The governor of the Bank of Greece has warned that the inflation pressures now gripping the global economy could prove harder to contain than the 2021-22 price surge, citing entrenched inflationary memory, geopolitical instability and the limits of monetary policy as compounding factors.
Giannis Stournaras said the key difference between the two episodes lies in public expectation. During the 2021-22 inflation spike, households and businesses had no recent experience of high prices and were anchored by decades of low or negative inflation.
Today, with the memory of double-digit inflation still fresh, economic actors are likely to react faster and more aggressively to any new price pressures, making the task of stabilization significantly more demanding.
Mr. Stournaras also pointed to a shift in how people perceive the drivers of inflation.
Where central bank credibility once served as the primary anchor for price expectations, geopolitical shocks — including the war in the Middle East — have convinced many citizens that economic conditions are now partly determined by forces beyond any central bank's reach.
That erosion of confidence, he warned, complicates the European Central Bank's ability to manage expectations through conventional signals alone.
The governor stressed that the ECB must move decisively if secondary effects take hold or if inflation expectations begin to drift.

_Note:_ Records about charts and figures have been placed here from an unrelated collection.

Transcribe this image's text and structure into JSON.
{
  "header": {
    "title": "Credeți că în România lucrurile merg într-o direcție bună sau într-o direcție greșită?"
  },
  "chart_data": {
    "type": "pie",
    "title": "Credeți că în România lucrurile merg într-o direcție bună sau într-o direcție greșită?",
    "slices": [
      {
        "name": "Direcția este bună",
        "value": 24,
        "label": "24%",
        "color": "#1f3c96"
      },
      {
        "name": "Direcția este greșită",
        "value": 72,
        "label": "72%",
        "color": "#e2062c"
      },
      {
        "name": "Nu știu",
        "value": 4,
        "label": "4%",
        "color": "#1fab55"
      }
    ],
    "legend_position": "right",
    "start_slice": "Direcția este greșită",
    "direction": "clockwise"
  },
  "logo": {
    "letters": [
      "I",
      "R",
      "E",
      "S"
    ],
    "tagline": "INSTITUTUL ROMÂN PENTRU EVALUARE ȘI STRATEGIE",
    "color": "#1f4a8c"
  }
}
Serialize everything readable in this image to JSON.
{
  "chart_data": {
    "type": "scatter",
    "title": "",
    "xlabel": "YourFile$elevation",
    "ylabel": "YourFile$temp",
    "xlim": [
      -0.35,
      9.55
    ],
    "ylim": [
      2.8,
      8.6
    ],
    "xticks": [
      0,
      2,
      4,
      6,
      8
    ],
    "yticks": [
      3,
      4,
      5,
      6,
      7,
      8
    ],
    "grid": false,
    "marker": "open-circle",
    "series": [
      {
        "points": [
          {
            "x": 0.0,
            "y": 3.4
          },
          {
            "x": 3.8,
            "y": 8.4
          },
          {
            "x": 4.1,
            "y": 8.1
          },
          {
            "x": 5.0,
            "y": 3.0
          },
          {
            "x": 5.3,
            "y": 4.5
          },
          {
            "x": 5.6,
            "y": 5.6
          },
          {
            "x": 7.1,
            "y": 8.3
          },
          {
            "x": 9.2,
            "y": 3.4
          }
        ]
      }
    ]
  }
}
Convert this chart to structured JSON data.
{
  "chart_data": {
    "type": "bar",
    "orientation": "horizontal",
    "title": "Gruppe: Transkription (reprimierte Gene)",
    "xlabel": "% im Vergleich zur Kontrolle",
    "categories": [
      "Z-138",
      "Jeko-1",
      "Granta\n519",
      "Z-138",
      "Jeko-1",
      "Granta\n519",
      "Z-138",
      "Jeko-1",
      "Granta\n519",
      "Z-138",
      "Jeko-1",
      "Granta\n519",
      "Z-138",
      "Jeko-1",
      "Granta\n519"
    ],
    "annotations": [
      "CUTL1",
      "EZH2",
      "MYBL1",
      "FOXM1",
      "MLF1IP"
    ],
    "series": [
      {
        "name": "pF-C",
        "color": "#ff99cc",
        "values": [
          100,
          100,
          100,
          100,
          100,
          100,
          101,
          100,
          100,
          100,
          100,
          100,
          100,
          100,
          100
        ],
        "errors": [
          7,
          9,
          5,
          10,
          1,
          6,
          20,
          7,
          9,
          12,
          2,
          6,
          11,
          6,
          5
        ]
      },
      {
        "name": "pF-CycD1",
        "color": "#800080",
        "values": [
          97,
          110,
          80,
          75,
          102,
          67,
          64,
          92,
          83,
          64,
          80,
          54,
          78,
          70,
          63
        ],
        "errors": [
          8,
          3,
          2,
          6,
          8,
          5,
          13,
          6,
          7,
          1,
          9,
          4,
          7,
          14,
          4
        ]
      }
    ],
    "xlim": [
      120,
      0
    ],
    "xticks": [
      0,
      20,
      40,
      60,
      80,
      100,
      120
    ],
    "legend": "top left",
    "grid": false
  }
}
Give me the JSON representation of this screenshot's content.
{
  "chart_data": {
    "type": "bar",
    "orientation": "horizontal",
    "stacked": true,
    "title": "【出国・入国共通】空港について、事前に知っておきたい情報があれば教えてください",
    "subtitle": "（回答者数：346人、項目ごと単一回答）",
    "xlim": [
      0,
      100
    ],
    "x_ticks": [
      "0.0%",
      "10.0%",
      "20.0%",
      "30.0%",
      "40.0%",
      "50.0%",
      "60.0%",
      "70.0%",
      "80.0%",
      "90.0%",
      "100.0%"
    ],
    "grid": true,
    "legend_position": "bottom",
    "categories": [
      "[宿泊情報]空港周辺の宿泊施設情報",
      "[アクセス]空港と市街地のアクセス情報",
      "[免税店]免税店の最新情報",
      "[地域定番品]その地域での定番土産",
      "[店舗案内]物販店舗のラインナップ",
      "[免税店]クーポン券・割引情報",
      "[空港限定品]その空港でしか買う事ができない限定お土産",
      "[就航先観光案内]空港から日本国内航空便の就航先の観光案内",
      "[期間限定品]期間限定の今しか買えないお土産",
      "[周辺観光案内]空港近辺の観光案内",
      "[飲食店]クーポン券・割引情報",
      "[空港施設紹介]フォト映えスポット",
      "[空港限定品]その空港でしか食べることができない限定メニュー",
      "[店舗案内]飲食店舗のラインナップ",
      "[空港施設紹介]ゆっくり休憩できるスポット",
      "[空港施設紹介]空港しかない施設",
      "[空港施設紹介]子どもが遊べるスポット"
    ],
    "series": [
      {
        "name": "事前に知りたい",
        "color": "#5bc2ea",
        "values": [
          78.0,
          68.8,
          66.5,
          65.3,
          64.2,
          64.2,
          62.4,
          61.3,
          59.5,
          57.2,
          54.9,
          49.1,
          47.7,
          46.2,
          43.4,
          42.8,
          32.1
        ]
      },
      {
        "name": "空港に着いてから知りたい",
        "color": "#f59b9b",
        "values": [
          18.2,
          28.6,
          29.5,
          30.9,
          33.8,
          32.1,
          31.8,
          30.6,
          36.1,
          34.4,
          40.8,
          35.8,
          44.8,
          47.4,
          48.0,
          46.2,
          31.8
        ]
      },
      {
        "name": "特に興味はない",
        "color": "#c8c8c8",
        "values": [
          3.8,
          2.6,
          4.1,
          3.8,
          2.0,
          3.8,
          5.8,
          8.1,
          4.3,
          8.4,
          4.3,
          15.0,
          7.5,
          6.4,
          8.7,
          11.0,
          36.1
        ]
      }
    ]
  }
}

He offered a degree of reassurance, however, noting that policymakers enter this period from a stronger position than in 2021, with improved tools, clearer strategy and eurozone inflation currently running close to the 2% target — leaving room to tighten rates if conditions deteriorate.
The remarks reflect growing unease among European central bankers that trade disruptions, energy volatility and prolonged regional conflicts are creating an inflation environment that is structurally more unstable than anything seen in the post-2008 era.